Das Vermögen der Deutschen: Wer besitzt was und wie viel?

Wenn wir uns das reine Geldvermögen der Deutschen – exklusive unternehmensgebundenem Sachvermögenswerten im Jahr 2020 anschauen – könnte man auf den ersten Blick meinen, dass es um Deutschland in puncto Vermögen zumindest im Mittel nicht ganz so schlecht bestellt ist: Laut Bundesbank besaßen die Privathaushalte der Bundesrepublik im dritten Quartal 2020 insgesamt ca. 6740 Milliarden Euro an Geldvermögen. Eine stattliche Summe, die seit 2015 um ca. 2400 Milliarden Euro angewachsen ist.

Im Mittel (genauer gesagt im Median) hatte ein deutscher Durchschnittshaushalt im Jahr 2017 etwa 70.800 Euro Nettovermögen auf der hohen Kante.

Schlüsselt man die Vermögensverteilung Deutschlands nach sozialen Gruppen jedoch genauer auf, fällt dabei sofort ins Auge, dass die Pensionäre – d.h. die Beamten im Ruhestand – den weitaus größten Anteil des Nettovermögens des Landes besitzen, etwa 353.000 Euro im Median. Ein gewöhnlicher staatlicher Rentenempfänger kann dagegen auf nur etwa ein Viertel dieser Vermögensmenge zurückgreifen (87.700€). Die berufstätigen Beamten und Staatsbediensteten besitzen im Median etwa 170.000 Euro, was nur geringfügig weniger ist als die 211.000 Euro eines Selbständigen, der jedoch durch seine Tätigkeit ein ungleich höheres Risiko trägt als ein Beamter (z.B. Notwendigkeit privater Alters- und Gesundheitsvorsorge, unternehmerisches Risiko).

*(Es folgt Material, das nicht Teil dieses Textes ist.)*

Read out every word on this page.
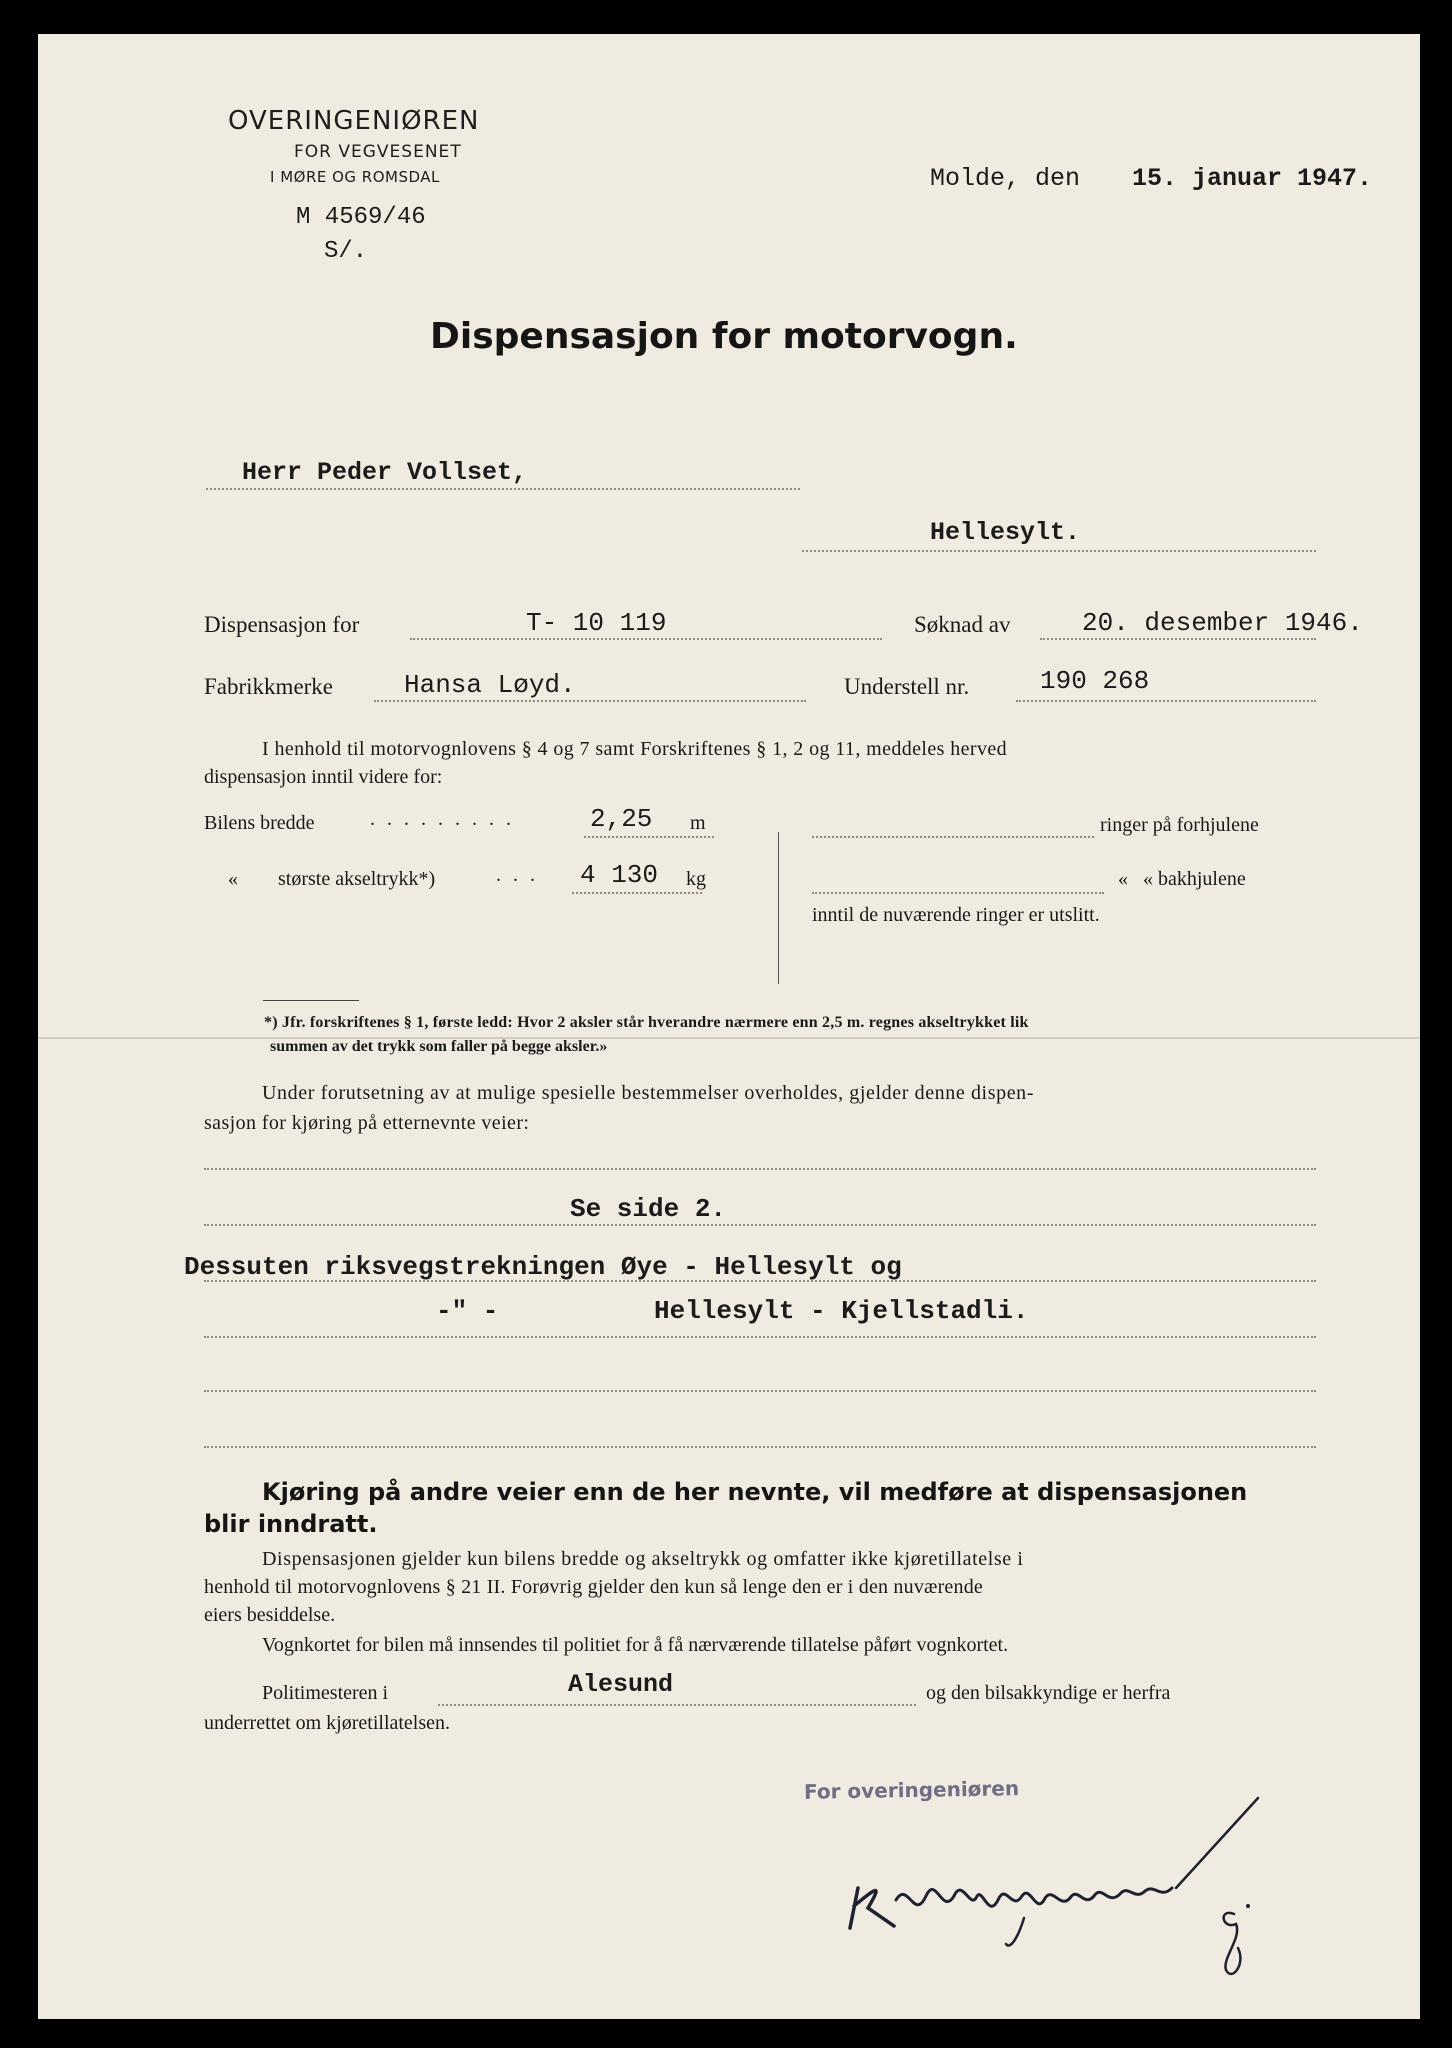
OVERINGENIØREN
FOR VEGVESENET
I MØRE OG ROMSDAL
M 4569/46
S/.
Molde, den 15. januar 1947.
Dispensasjon for motorvogn.
Herr Peder Vollset,
Hellesylt.
Dispensasjon for	T- 10 119	Søknad av	20. desember 1946.
Fabrikkmerke	Hansa Løyd.	Understell nr.	190 268
I henhold til motorvognlovens § 4 og 7 samt Forskriftenes § 1, 2 og 11, meddeles herved
dispensasjon inntil videre for:
Bilens bredde	.........	2,25 m
« største akseltrykk*)	... 4 130 kg
ringer på forhjulene
«   « bakhjulene
inntil de nuværende ringer er utslitt.
*) Jfr. forskriftenes § 1, første ledd: Hvor 2 aksler står hverandre nærmere enn 2,5 m. regnes akseltrykket lik
summen av det trykk som faller på begge aksler.»
Under forutsetning av at mulige spesielle bestemmelser overholdes, gjelder denne dispen-
sasjon for kjøring på etternevnte veier:
Se side 2.
Dessuten riksvegstrekningen Øye - Hellesylt og
-" -	Hellesylt - Kjellstadli.
Kjøring på andre veier enn de her nevnte, vil medføre at dispensasjonen
blir inndratt.
Dispensasjonen gjelder kun bilens bredde og akseltrykk og omfatter ikke kjøretillatelse i
henhold til motorvognlovens § 21 II. Forøvrig gjelder den kun så lenge den er i den nuværende
eiers besiddelse.
Vognkortet for bilen må innsendes til politiet for å få nærværende tillatelse påført vognkortet.
Politimesteren i	Alesund	og den bilsakkyndige er herfra
underrettet om kjøretillatelsen.
For overingeniøren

Im unteren Bereich der Nettovermögen finden sich industrielle und landwirtschaftliche Arbeitskräfte (26.900 Euro) und Arbeitslose (600 Euro). (Quelle: Bundesbank, „Vermögensbefragung 2017“, veröffentlicht im April 2019).

Nettovermögen der Deutschen nach sozialer Stellung. Quelle [2]; Direktlink.

Aus dieser ersten Betrachtung werden einige Aspekte schnell deutlich:

Das deutsche Vermögen ist größtenteils Geldvermögen

  • 6,74 Billionen Euro…das ist doch ein Zeichen von stabilem Wohlstand oder nicht? Dieser Frage werden wir uns im nächsten Abschnitt dieses Artikels widmen.

Ältere Menschen (63+) besitzt den größten Teil des Nettovermögens in der Bundesrepublik Deutschland.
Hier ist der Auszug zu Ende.